We tried to attend family events this year. Last year I did not attend Christmas dinner and missed most of the Holiday Season. This year I really wanted to try and be there with everyone for Christmas. I was looking forward to Aunt Kim's Charity Party. I missed it. I wanted to be on time for Aunt Crystal's Christmas dinner. We were 2 hours late. I knew Aunt Kim's party was going to be amazing. I was still searching for dresses with Mom and my sisters for our company ad at 9:00 PM the evening of my Aunt's Party. I looked like a haggard hobo not a woman looking for dresses for work. I remembered looking at my phone and saying I'm not going to make it. Being creative while collaborating with 3 other women takes time. The pics to Aunt Kim's event were amazing. We were also late for Christmas dinner. Why? Because we had someone book our property on Christmas Day. Our guest arrived in Louisville on Christmas and found they had nowhere to stay. Since we just purchased a new building this was a much needed booking. Mom and Faith worked hard to settle our guest in one of our places. In our family, you dress for Christmas dinner. We did not. We arrived looking well, less than what is expected, but we were there and we had fun.

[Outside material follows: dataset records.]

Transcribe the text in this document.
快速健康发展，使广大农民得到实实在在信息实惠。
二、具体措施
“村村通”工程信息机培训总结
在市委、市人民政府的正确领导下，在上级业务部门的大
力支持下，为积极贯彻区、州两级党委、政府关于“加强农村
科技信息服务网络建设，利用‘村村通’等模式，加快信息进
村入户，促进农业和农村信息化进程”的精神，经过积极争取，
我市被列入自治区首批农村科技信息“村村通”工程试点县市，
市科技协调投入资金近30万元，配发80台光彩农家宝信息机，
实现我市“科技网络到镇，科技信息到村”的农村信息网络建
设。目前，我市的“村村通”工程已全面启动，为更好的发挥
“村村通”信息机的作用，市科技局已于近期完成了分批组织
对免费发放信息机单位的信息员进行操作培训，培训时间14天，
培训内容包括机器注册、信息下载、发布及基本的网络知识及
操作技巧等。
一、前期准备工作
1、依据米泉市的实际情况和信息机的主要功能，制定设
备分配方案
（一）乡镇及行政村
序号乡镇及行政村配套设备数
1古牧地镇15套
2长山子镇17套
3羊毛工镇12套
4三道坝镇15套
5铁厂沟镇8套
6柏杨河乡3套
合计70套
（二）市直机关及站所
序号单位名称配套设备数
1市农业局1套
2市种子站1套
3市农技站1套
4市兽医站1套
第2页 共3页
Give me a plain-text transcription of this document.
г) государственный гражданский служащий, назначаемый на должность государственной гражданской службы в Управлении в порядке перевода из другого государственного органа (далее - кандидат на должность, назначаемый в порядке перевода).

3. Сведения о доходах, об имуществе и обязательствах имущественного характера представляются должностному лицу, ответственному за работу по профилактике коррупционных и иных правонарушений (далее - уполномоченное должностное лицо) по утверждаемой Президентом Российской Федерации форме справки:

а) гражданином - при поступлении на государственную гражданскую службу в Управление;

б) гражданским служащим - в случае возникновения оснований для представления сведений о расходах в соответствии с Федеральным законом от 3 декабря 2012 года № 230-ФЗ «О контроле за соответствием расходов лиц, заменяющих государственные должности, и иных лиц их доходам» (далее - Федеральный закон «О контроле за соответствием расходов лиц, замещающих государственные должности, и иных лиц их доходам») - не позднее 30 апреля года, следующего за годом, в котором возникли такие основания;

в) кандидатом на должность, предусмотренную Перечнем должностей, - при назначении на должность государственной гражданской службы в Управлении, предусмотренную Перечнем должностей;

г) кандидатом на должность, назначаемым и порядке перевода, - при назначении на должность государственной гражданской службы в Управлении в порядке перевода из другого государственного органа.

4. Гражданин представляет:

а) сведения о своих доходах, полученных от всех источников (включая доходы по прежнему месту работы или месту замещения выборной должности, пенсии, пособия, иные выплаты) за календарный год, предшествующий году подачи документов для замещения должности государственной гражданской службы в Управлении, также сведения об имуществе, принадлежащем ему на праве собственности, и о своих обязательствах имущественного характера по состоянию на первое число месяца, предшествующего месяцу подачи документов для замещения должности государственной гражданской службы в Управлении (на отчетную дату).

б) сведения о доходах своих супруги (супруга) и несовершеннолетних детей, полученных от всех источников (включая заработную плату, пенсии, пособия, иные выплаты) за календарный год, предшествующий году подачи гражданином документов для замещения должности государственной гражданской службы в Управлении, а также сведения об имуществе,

My husband passed December 13, 2013, Friday the 13th. This year I wanted to decorate on the 13th to change the emotional charge of the day. We haven't decorated since 2012. We did not get a chance to do anything for Christmas on December, 13th this year like I wanted. I was feeling down. I felt like I failed. I was downstairs at 2 am when the doorbell rang. I didn't answer the door because it couldn't be for me and everyone else was asleep. I did not know it was my mother's youngest brother, my uncle. I did not know he brought us a real tree. I went to bed before dawn. I called my mother later that morning and she told me Uncle Wayne left us a tree. The mood at our home had not been good. It was difficult at best. When I came downstairs later that afternoon it smelled like Christmas. Faith who works all day and all night everyday looked happier than she had in months. The tension was leaving our home. We had something that we needed but couldn't get for ourselves left at our door step and it changed everything. My uncle knew what the 13th was and he brought us a tree. My uncle loved Bryan, too. We all did. He was our family. I believe Bryan knew we felt defeated. He knew that we really needed to change that day, so he sent my uncle at 2 am. Thank God! We decorated our tree differently than we normally do but we still love it. That is our first tree in years.
I need to look at my life with new eyes. Days can be a burden or a learning experience. Work can be work or a moment to be spent with others. A beautiful dress is a beautiful dress. Does it matter that I got it for work? Christmas is Christmas even when we work so hard and we don't take notice. Christmas happens. Life happens.